John Fisher, HRW’s Geneva director, declared:
For years China has worked behind the scenes to weaken UN human rights mechanisms. But the growing global outcry over its mistreatment of Xinjiang’s Muslims has sent China into panic mode, using public as well as private pressure to block concerted international action. …It speaks volumes that China felt it necessary to twist arms and mount propaganda displays to try to suppress scrutiny of its rights record. Now it’s up to governments to take action at the June Council session and show that China is being held to international rights standards.
Citing a March 7 letter it obtained from Chinese Amb. Yu Jianhua to U.N. delegates in Geneva, Switzerland, ahead of the U.N. panel discussion, HRW reported that China used “pressure and warnings” to suppress criticism and to present a false account of its rights record, threatening countries with “negative consequences to their bilateral relationship,” among other things, if they attended.
“In the interest of our bilateral relations and continued multilateral cooperation, I hereby kindly request your delegation, bearing in mind the political motivation behind the above-mentioned side event, not to co-sponsor, participate in or be present at this side event,” the Chinese ambassador wrote.
In addition to the letter, HRW learned from unnamed U.N. delegates “that Chinese diplomats had personally approached them and warned them not to attend the event.”
Despite China’s efforts, the United States, Canada, Germany, the Netherlands, and the United Kingdom successfully co-hosted the March 13 panel during the last U.N. Human Rights Council session that took place between February 25 and March 22.
HRW noted:
[During the panel discussion,] numerous government delegations, the UN high commissioner for human rights, UN rights experts, treaty bodies, and many nongovernmental organizations have all drawn attention to China’s sweeping violations in Xinjiang and called for unfettered access for international monitors to conduct an independent assessment.

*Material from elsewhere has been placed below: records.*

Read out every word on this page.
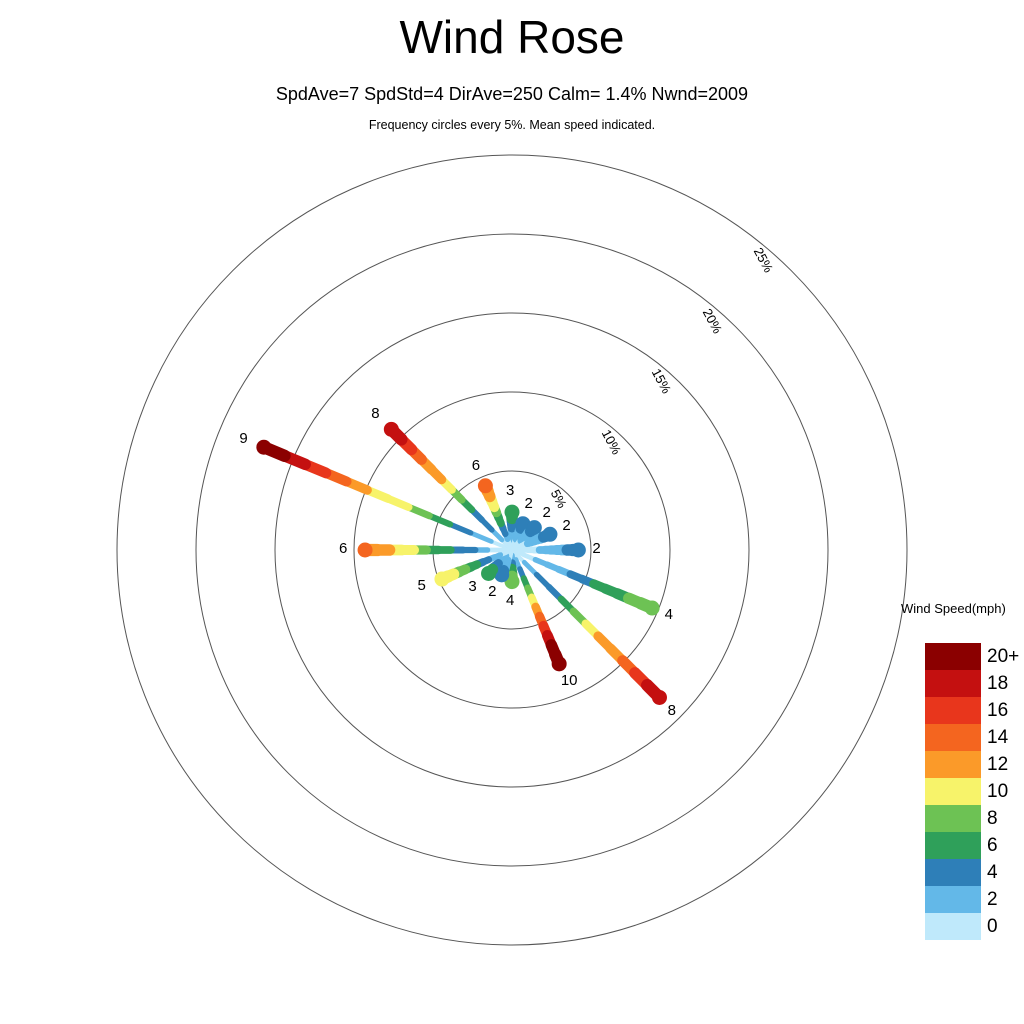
Wind Rose
SpdAve=7 SpdStd=4 DirAve=250 Calm= 1.4% Nwnd=2009
Frequency circles every 5%. Mean speed indicated.
Wind Speed(mph)
5%
10%
15%
20%
25%
3
2 2
2
2
4
8
10
4
2
3
5
6
9
8
6
20+
18
16
14
12
10
8
6
4
2
0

“China provided no credible response to concerns raised about the government’s rights violations, notably the mass arbitrary detention of an estimated one million Turkic Muslims in China’s Xinjiang region,” HRW added.

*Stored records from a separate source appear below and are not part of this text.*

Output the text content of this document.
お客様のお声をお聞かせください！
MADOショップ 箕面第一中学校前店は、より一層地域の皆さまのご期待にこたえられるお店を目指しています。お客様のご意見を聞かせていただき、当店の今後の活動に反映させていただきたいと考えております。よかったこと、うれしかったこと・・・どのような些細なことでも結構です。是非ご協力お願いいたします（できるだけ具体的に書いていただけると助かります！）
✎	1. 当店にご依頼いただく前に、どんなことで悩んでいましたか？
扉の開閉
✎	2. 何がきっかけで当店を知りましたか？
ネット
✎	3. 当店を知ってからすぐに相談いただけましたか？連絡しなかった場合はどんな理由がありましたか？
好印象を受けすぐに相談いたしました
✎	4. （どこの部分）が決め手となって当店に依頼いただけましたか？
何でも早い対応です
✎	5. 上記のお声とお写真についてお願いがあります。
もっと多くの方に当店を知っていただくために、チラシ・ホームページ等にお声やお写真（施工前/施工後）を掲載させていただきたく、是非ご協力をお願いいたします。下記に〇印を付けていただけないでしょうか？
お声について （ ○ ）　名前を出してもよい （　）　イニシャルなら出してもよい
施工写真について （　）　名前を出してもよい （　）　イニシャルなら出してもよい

In the letter, China dismissed the human rights accusations as “groundless allegations” aimed at “interfering [with] China’s domestic affairs and provoking confrontations.”
In Muslim-majority Xinjiang province, China has reportedly established hundreds of “re-education” facilities, also known as “mind-transformation” centers,” intended to force detainees to renounce their religion in favor of Beijing’s communist ideology.
The U.S. and U.N. have accused Beijing of imprisoning up to one million Muslims — predominantly from Xinjiang’s Uighur (or Uyghur) ethnic minority, but also Kazakhs and Kyrgyz — at the facilities.
China has repeatedly denied the detainees are subjected to communist indoctrination and are facing systemic torture, disappearances, executions, arbitrary detentions, as well as suppression of cultural and religious life, among other crimes, at the centers.
Beijing claims the facilities are vocational and educational centers aimed at combatting terrorism and religious extremism.
Some Uighur jihadis from Xinjiang are known to operate and train with other terrorists in the neighboring Afghanistan-Pakistan region.